Click Here to View on Amazon. You’ll need to look up your tire size and find the right sock to fit your tire.

Autosock

I live at a 7,200 elevation in a cabin in the mountains of Northern Colorado. For the past 19 years I have lived with the task of having to use tire chains to get down the mountain. For years I struggled with the old fashioned heavy chains that you had to layout on the ground and drive over just right, then struggled to get the hooks together and then use rubber chain tighteners. After that ordeal you have to come back in the house to warm up before you drive down! Those where then replaced by a set of cables that were easier in slipping around the back in one piece, but still quite cumbersome.

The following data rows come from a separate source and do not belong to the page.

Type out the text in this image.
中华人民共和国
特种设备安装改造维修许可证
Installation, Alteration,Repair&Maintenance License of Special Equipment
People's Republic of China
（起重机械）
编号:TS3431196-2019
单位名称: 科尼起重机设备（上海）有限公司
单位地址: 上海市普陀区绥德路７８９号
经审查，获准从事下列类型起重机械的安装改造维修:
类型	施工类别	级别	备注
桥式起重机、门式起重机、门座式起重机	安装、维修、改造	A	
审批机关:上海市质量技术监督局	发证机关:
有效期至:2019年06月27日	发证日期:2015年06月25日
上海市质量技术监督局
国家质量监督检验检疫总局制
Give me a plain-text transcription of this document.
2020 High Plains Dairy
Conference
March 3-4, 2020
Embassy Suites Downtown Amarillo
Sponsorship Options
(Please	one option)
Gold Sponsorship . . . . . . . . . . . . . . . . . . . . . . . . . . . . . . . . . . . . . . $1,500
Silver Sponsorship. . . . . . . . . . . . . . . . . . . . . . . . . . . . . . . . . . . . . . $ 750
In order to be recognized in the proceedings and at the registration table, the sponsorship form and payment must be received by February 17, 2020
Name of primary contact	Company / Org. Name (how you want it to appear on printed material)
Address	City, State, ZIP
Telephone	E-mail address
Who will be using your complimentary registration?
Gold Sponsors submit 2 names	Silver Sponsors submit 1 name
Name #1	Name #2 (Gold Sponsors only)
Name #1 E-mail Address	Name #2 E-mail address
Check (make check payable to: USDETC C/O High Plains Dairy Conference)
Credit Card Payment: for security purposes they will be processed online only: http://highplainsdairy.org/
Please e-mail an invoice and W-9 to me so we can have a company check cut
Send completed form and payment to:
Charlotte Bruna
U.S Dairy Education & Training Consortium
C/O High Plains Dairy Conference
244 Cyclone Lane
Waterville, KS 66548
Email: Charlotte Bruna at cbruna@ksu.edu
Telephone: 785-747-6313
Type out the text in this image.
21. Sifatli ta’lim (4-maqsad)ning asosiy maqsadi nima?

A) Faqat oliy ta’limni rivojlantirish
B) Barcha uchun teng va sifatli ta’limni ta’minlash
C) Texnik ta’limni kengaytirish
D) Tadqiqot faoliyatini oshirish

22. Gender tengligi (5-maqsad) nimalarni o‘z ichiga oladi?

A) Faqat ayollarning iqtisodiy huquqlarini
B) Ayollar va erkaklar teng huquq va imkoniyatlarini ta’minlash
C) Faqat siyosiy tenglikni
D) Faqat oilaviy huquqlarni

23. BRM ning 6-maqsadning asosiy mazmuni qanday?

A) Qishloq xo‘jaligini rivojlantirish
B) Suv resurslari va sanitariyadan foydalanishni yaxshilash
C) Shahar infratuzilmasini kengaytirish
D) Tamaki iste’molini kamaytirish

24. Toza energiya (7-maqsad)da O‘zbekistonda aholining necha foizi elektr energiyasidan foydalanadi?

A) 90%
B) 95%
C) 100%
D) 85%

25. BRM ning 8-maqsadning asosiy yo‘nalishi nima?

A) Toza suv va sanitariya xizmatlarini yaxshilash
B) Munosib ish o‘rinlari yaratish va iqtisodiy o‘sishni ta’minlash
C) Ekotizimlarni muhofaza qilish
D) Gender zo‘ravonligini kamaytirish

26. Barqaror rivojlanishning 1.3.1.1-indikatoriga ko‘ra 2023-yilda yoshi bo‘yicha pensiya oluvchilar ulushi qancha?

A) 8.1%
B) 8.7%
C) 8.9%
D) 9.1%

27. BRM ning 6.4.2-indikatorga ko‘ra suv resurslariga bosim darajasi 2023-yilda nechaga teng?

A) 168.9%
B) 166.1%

One day as I was parked at the bottom taking my chains off, I saw a neighbor drive by with this cover over her tire. The orange stripes caught my attention and I wondered what they were. I walked over to where she was parked and asked her about them. She said her husband was a big rig driver and that these were approved by the department of transportation as a chain alternative. I figured if truck drivers trusted them enough on our mountain passes they were worth a try.

I looked them up online and found that there was a distributer in Denver and drove down to get a set. They were a little over $100 for a set of two. I went home and did a practice run. They slipped right over the top half of the tire, then I drove forward and slide the other half over. Could it really be this easy? As you drive they self adjust for the perfect fit.

On my maiden voyage after a snow I was apprehensive. Could some fabric really prevent me from slipping off the road into the ditch or off the mountain. The answer is Yes. I drove down slowly of course without a slip. The next text came one day during an ice storm. As I got to our first switchback traffic was backed up because someone went off the road and they had to get it moved for others to pass.

I got out of my car and slipped all over trying to walk over to my neighbor to chat. I got back in the car and drove a little and hit my breaks and I stopped dead, no sliding.

I’ve been using them for 5 years now. I’m on my second pair and will need to replace them for next year. Since our roads are a combo of pavement and gravel they do get tears in the fabric, but they kind of mend themselves. The outer mesh starts to tear at the seam after a lot of taking them on and off due to being frozen and wet they need some tugging to get off. You can throw them in the washer if you want. I just keep them in a plastic bag in the back of the SUV.

The Autosock website http://autosock.us, has some great info about the technology they came up with for the fabric to make it get sticky when it interacts with a cold surface. When the inventor was a kid his grandmother used to take her socks and turn them inside out and put them over her shoes, the pilling somehow made her not slip and that was his inspiration. I love that.

You don’t need to live in the mountains and have use them under such extreme conditions, they are great on pavement and just riding around town when it’s slick. Just that extra comfort is worth a lot in my book.